Maybe something with Fxr = -U? But I still don't see where R cubed will come from. Probably some calculus?

I understand everything you did after that, just now how you decided that
$$F=-\frac{GMm}{R^3}r$$

Thanks, I really appreciate the help!

4. Apr 9, 2010

ehild

You probably learnt how the potential is related to work. If a force is conservative, the work of this force when a body moves from point A to B, is independent on the path which connect these points. For a conservative force, the work is equal to the negative potential difference: W(A,B)=U(A)-(U(B). The place where the potential is zero can be chosen arbitrarily, but in the case of gravity we chose the zero point of the potential energy at infinity.

The definition of the potential energy at a point A is the work done by the force on a body when it moves from A to the place of zero potential (to infinity, in case of gravity).

The force can vary with position. If this is the case, the work is calculated by integrating the force with respect the displacement,

$$W(A,B)=\int_A^B{\vec Fd\vec r}$$

and the potential is defined at point A with the integral:

$$U(A)=\int_A ^{\infty} {\vec F d\vec r}$$

The gravitational force of a homogeneous sphere of mass M and radius R, at a distance r from is centre is -GMm/r^, as if the whole mass M were concentrated at the centre of the sphere. (The - sign shows that the force points inward.) This is valid when r is greater or equal to the radius of the sphere. If a body is inside this big sphere, only that amount of mass counts which is enclosed inside the sphere of radius r. This can be proved but requires some amount of integration.

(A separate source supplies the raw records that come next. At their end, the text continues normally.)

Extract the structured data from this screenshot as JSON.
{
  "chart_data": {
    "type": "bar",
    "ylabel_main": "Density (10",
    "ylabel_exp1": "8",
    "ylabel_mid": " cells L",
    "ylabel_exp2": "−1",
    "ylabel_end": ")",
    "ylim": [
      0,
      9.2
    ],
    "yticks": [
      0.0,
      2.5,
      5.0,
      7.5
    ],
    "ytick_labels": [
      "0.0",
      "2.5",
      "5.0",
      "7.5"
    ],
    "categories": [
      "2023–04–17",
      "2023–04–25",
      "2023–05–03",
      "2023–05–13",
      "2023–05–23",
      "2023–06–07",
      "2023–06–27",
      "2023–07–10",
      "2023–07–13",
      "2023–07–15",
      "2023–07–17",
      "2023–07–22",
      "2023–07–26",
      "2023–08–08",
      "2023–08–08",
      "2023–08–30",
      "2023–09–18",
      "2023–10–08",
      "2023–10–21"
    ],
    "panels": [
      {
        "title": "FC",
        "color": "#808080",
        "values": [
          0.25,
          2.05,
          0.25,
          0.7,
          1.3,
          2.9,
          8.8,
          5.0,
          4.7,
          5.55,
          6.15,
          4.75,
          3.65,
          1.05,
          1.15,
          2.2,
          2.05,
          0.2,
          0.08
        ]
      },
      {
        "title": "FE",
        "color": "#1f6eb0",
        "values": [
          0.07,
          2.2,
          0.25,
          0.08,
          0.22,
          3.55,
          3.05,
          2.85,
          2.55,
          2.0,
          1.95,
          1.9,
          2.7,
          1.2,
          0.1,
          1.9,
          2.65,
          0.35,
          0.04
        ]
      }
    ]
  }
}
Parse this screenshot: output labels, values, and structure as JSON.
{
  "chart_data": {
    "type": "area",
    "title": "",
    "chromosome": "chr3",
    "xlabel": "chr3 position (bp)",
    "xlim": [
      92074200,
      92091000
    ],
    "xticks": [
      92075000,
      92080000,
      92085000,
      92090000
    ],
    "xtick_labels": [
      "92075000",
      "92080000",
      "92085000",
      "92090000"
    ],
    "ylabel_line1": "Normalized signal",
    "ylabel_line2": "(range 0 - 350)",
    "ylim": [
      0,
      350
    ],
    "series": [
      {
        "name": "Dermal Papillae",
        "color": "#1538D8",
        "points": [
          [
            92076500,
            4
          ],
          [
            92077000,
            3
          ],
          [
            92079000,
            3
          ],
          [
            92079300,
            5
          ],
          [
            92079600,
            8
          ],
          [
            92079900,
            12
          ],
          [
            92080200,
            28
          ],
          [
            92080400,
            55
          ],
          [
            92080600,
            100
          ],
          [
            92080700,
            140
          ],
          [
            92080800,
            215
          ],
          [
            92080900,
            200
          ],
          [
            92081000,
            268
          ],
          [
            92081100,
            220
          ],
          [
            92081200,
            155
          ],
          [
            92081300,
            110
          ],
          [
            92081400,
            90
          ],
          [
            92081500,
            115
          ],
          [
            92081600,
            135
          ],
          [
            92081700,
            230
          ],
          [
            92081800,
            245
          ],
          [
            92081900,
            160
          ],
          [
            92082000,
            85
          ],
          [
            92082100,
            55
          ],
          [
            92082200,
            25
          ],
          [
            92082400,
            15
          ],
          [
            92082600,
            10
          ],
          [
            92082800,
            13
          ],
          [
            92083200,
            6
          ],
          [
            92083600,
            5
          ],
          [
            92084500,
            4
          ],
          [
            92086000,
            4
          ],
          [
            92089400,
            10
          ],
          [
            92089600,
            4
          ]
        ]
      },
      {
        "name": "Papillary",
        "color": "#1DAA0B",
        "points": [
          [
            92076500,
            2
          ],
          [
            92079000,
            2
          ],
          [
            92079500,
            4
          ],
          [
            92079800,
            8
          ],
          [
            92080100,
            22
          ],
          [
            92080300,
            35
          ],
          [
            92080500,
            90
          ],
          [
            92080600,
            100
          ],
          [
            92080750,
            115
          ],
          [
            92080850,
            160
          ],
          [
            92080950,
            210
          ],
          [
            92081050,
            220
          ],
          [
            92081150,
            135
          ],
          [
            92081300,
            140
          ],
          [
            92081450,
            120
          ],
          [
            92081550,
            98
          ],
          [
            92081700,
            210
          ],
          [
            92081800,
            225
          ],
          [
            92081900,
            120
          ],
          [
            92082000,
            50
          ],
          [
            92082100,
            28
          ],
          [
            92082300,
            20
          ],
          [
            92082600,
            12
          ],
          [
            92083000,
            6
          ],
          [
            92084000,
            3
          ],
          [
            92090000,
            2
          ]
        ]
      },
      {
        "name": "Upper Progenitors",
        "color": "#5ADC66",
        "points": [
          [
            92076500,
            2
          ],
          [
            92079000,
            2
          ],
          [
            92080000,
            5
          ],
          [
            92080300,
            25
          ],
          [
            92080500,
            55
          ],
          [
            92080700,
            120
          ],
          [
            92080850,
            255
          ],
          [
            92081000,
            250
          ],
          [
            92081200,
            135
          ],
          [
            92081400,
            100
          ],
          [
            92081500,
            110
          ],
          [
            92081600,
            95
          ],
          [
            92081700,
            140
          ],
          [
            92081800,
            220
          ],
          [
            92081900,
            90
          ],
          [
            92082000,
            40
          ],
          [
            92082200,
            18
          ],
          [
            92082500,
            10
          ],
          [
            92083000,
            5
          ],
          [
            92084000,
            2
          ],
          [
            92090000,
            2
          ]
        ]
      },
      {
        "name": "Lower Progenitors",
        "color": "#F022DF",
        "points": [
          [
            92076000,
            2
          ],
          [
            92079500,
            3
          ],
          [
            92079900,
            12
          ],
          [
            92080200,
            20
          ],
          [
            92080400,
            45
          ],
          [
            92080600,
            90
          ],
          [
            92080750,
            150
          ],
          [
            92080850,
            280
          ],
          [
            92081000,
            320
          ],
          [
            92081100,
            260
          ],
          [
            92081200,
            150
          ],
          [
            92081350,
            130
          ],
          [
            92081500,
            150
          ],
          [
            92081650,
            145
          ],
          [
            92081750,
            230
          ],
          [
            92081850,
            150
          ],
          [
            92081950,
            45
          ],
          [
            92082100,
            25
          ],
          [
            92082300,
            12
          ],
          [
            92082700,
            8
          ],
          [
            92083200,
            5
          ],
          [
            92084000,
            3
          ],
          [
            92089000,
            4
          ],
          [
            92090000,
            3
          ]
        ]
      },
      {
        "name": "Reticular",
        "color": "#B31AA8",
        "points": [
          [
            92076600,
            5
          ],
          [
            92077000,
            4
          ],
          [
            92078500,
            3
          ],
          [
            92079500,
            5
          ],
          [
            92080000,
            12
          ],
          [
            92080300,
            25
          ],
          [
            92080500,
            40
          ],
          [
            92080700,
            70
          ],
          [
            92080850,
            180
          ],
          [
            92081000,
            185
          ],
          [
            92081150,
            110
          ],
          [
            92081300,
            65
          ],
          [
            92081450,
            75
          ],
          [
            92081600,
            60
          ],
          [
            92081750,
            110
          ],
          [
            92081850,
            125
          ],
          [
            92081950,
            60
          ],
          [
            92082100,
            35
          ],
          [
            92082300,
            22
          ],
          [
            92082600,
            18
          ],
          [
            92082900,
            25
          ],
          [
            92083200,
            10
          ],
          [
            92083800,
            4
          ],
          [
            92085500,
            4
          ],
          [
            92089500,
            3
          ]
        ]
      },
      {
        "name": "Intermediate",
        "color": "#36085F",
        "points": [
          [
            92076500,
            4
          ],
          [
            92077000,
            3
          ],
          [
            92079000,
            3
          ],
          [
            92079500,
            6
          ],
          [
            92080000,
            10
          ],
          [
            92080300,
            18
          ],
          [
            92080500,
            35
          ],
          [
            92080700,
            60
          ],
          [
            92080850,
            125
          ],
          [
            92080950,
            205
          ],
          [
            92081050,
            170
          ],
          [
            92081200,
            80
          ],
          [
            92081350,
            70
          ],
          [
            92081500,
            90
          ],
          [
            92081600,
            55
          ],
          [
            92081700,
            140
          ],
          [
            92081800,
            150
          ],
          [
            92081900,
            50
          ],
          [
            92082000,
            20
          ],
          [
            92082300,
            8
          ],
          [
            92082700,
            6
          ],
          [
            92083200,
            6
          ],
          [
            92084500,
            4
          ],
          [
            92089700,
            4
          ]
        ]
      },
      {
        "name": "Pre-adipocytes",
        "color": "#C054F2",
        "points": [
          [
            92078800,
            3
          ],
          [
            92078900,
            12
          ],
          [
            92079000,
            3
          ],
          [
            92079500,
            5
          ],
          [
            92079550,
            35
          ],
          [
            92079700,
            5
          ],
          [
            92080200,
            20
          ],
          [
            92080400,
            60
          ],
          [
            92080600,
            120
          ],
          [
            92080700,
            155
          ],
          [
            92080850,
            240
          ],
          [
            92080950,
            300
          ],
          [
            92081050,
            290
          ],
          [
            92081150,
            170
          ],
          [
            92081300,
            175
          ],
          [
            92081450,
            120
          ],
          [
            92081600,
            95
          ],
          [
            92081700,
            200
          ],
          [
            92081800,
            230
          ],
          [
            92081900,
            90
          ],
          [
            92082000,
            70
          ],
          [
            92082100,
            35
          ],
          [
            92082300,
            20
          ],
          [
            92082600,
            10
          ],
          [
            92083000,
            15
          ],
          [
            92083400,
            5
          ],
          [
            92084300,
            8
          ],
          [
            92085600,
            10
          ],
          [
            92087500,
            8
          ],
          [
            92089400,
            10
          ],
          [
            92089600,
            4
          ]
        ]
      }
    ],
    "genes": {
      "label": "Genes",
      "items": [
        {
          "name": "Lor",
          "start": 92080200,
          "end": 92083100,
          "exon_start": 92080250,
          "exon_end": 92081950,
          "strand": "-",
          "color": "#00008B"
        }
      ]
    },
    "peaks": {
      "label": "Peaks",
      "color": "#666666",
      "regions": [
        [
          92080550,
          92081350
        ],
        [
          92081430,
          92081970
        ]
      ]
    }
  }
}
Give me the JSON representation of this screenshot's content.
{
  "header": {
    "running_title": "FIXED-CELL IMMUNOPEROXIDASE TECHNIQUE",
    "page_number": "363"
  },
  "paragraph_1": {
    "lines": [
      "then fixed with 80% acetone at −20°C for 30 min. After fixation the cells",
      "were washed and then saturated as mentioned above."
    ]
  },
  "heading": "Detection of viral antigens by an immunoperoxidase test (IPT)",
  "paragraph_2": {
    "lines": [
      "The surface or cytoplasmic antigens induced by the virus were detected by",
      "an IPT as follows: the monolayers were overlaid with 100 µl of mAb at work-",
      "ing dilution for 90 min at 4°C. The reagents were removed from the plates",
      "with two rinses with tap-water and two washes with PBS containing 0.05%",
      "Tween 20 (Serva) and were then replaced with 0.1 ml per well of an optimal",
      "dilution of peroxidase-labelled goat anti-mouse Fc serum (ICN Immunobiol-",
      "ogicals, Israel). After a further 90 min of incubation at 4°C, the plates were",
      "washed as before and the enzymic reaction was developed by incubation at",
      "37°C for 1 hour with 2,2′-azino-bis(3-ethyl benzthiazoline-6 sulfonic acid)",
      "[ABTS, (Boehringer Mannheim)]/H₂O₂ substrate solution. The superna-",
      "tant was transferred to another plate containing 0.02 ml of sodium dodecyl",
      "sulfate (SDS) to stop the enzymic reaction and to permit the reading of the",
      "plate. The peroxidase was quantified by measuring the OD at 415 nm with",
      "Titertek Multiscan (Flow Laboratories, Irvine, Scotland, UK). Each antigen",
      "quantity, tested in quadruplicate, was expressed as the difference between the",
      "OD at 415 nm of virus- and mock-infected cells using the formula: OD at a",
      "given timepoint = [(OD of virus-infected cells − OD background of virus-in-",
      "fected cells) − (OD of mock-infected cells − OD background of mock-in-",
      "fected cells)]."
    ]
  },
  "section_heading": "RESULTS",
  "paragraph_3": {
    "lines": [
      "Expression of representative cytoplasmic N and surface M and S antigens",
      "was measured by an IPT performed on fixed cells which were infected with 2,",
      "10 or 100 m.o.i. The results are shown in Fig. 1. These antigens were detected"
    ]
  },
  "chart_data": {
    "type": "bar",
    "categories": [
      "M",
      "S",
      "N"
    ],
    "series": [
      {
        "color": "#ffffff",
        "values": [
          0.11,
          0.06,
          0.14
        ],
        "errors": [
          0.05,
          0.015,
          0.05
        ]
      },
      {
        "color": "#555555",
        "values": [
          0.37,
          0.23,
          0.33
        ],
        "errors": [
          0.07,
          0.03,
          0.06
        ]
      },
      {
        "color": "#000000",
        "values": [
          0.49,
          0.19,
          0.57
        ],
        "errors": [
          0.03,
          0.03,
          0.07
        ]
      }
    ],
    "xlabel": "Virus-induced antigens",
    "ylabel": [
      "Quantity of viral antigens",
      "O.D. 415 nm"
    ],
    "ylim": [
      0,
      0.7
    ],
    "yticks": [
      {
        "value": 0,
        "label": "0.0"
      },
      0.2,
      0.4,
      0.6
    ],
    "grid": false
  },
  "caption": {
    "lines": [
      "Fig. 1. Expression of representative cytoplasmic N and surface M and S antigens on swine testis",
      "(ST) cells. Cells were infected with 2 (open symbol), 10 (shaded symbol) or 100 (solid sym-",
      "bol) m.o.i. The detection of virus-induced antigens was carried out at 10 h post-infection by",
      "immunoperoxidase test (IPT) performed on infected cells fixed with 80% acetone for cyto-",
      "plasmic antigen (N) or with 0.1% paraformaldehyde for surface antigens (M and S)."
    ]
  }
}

If the sphere is homogeneous, the volume of the inner sphere of radius r is V(r) =4/3 r^3 pi, while the volume of the whole sphere is V(R)= 4/3 R^3 pi. The mass of the spheres is proportional to the volume: so the mass of the inner sphere is

$$\frac {m_{sph}}{M}= \frac{r^3}{R^3}$$

It is still valid that the force of gravity is the same as if all the mass were concentrated at the centre, but this mass is msph now:

$$m_{sph}= \frac{r^3}{R^3}M$$

$$F= -G\frac{m_{sph}m}{r^2}=-GM\frac{r^3}{R^3}{r^2}=-\frac{GM}{R^3}r$$

ehild

5. Apr 9, 2010

Brilliant

Wow

I see the light, though I feel like I should already know this. And you're ignoring the shell of mass that has a radius grater than the falling objects radius as it falls, and only using the sphere on which it sits, basically. I guess all of the mass in the outer shell exerts a net force of 0. That makes sense, I can see it conceptually.

Thanks so much for explaining it all, however, I still don't see how that can be solved in 80 seconds. I guess maybe if you know all this you could eliminate answers.

Anyway, Thanks!

6. Apr 9, 2010

ehild

These are basic things, usually explained during classes.

ehild

7. Apr 9, 2010

Brilliant

Well, we have learned all of the concepts, it's just I was having trouble putting all that together. And it seems a bit more in-depth than most other multiple choice problems.

I appreciate the help though.

8. Apr 9, 2010

ehild

Well, these are not easy to understand, although the formulae are easy to remember. I would not include such question among multiple choice problems.